List of Test Pits


  • LA 19 is in a small garden behind a modern house. The western boundary of the row of houses on the west side of The Paddock dates from at least 1586. Until this modern development this area had been agricultural, probably pasture in recent centuries, but it may have been arable earlier. The site of the pit is mid way between The Banks and Long Acre and was always well away from the farmhouse situated on Long Acre (or Husband Street, as it was previously called).
  • There is a single soil context above the natural deposit of sand and clay at the base. However, the basal deposits are complex. There appears to be shallow trench cut into them with a sherd of cane-coloured ware in the channel fill. This seems to indicate the trench was man-made in the 19th C and that the soil above it is re-deposited. It cannot be ruled out that the channel and some adjacent stones signify the presence of a tree nearby, which has caused the soil disturbance.

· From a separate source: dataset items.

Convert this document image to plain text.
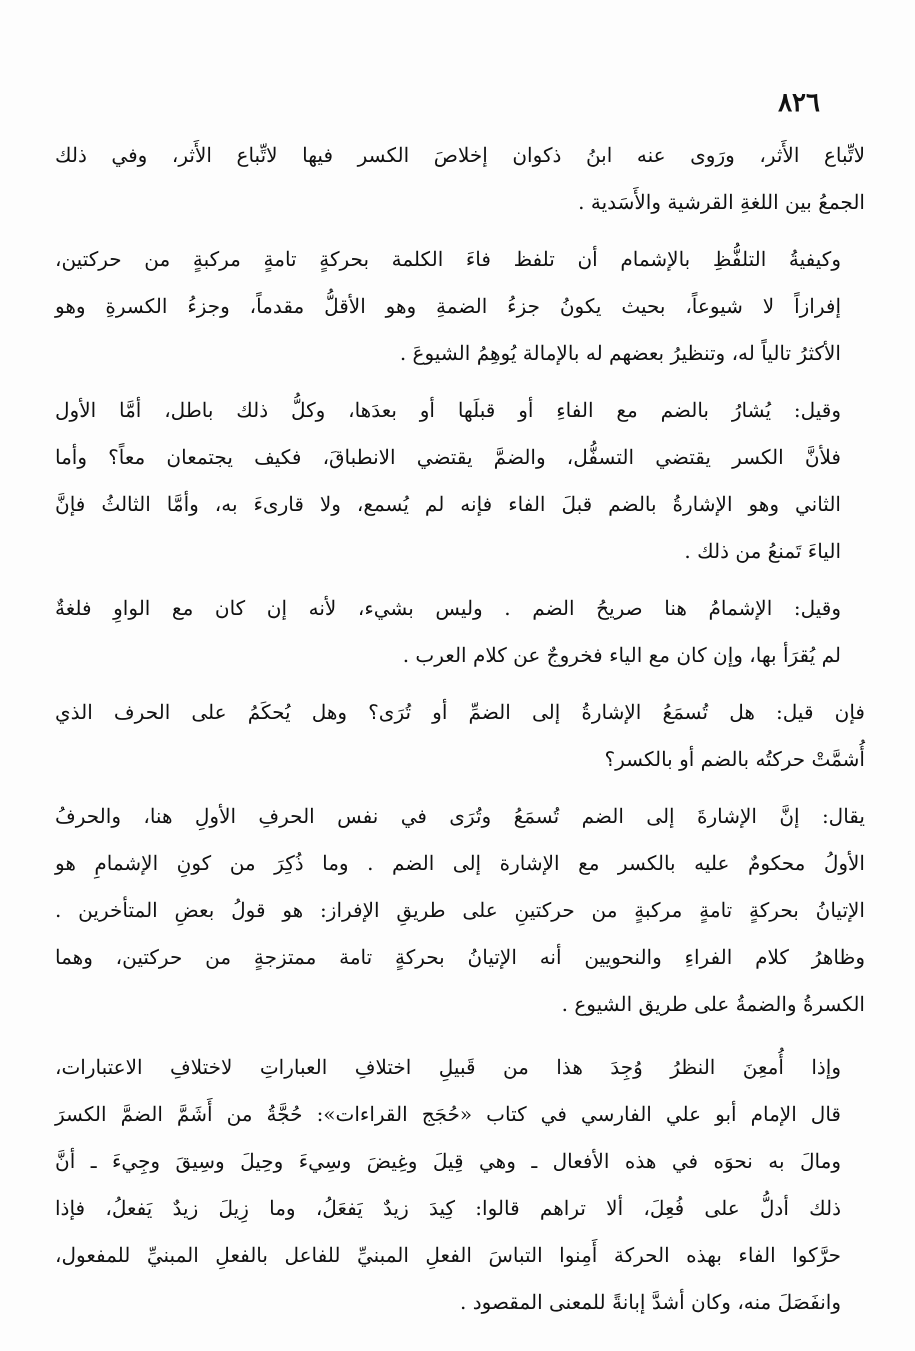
٨٢٦

لاتِّباع الأَثر، ورَوى عنه ابنُ ذكوان إخلاصَ الكسر فيها لاتِّباع الأَثر، وفي ذلك
الجمعُ بين اللغةِ القرشية والأَسَدية .

وكيفيةُ التلفُّظِ بالإشمام أن تلفظ فاءَ الكلمة بحركةٍ تامةٍ مركبةٍ من حركتين،
إفرازاً لا شيوعاً، بحيث يكونُ جزءُ الضمةِ وهو الأقلُّ مقدماً، وجزءُ الكسرةِ وهو
الأكثرُ تالياً له، وتنظيرُ بعضهم له بالإمالة يُوهِمُ الشيوعَ .

وقيل: يُشارُ بالضم مع الفاءِ أو قبلَها أو بعدَها، وكلُّ ذلك باطل، أمَّا الأول
فلأنَّ الكسر يقتضي التسفُّل، والضمَّ يقتضي الانطباقَ، فكيف يجتمعان معاً؟ وأما
الثاني وهو الإشارةُ بالضم قبلَ الفاء فإنه لم يُسمع، ولا قارىءَ به، وأمَّا الثالثُ فإنَّ
الياءَ تَمنعُ من ذلك .

وقيل: الإشمامُ هنا صريحُ الضم . وليس بشيء، لأنه إن كان مع الواوِ فلغةٌ
لم يُقرَأ بها، وإن كان مع الياء فخروجٌ عن كلام العرب .

فإن قيل: هل تُسمَعُ الإشارةُ إلى الضمِّ أو تُرَى؟ وهل يُحكَمُ على الحرف الذي
أُشمَّتْ حركتُه بالضم أو بالكسر؟

يقال: إنَّ الإشارةَ إلى الضم تُسمَعُ وتُرَى في نفس الحرفِ الأولِ هنا، والحرفُ
الأولُ محكومٌ عليه بالكسر مع الإشارة إلى الضم . وما ذُكِرَ من كونِ الإشمامِ هو
الإتيانُ بحركةٍ تامةٍ مركبةٍ من حركتينِ على طريقِ الإفراز: هو قولُ بعضِ المتأخرين .
وظاهرُ كلام الفراءِ والنحويين أنه الإتيانُ بحركةٍ تامة ممتزجةٍ من حركتين، وهما
الكسرةُ والضمةُ على طريق الشيوع .

وإذا أُمعِنَ النظرُ وُجِدَ هذا من قَبيلِ اختلافِ العباراتِ لاختلافِ الاعتبارات،
قال الإمام أبو علي الفارسي في كتاب «حُجَج القراءات»: حُجَّةُ من أَشَمَّ الضمَّ الكسرَ
ومالَ به نحوَه في هذه الأفعال ـ وهي قِيلَ وغِيضَ وسِيءَ وحِيلَ وسِيقَ وجِيءَ ـ أنَّ
ذلك أدلُّ على فُعِلَ، ألا تراهم قالوا: كِيدَ زيدٌ يَفعَلُ، وما زِيلَ زيدٌ يَفعلُ، فإذا
حرَّكوا الفاء بهذه الحركة أَمِنوا التباسَ الفعلِ المبنيِّ للفاعل بالفعلِ المبنيِّ للمفعول،
وانفَصَلَ منه، وكان أشدَّ إبانةً للمعنى المقصود .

  • The oldest archaeological find from this pit is a sherd of early/middle Anglo-Saxon period (450-850). This and several medieval sherds were found in the lowest part of the pit. Among the medieval finds are several pieces of shelly ware that could not be dated. With them there was Nottingham Splashed Ware from late 12th to mid 13th C. All the others were from before the mid 14th C; i.e. they seem all to pre-date the Black Death (1348-49), but coincide with the period during which Bingham parish was most highly cultivated. There were no finds from the period 850 to c1150.
  • Later pottery finds and clay pipes span the period late 17th to 19th C, mainly. The Midland Black Ware could be earlier. Most of the sherds were eroded and they were not abundant. Several pieces of Mocha Ware were found. This is a utilitarian ware from the 19th C. It is possible that the 19th C sherds could have been deposited with night soil, which was dumped into pits, generally on a weekly basis during much of the later 19th
  • Among the miscellaneous finds from the upper parts of the pit are two threepenny bits dated 1941 and 1942.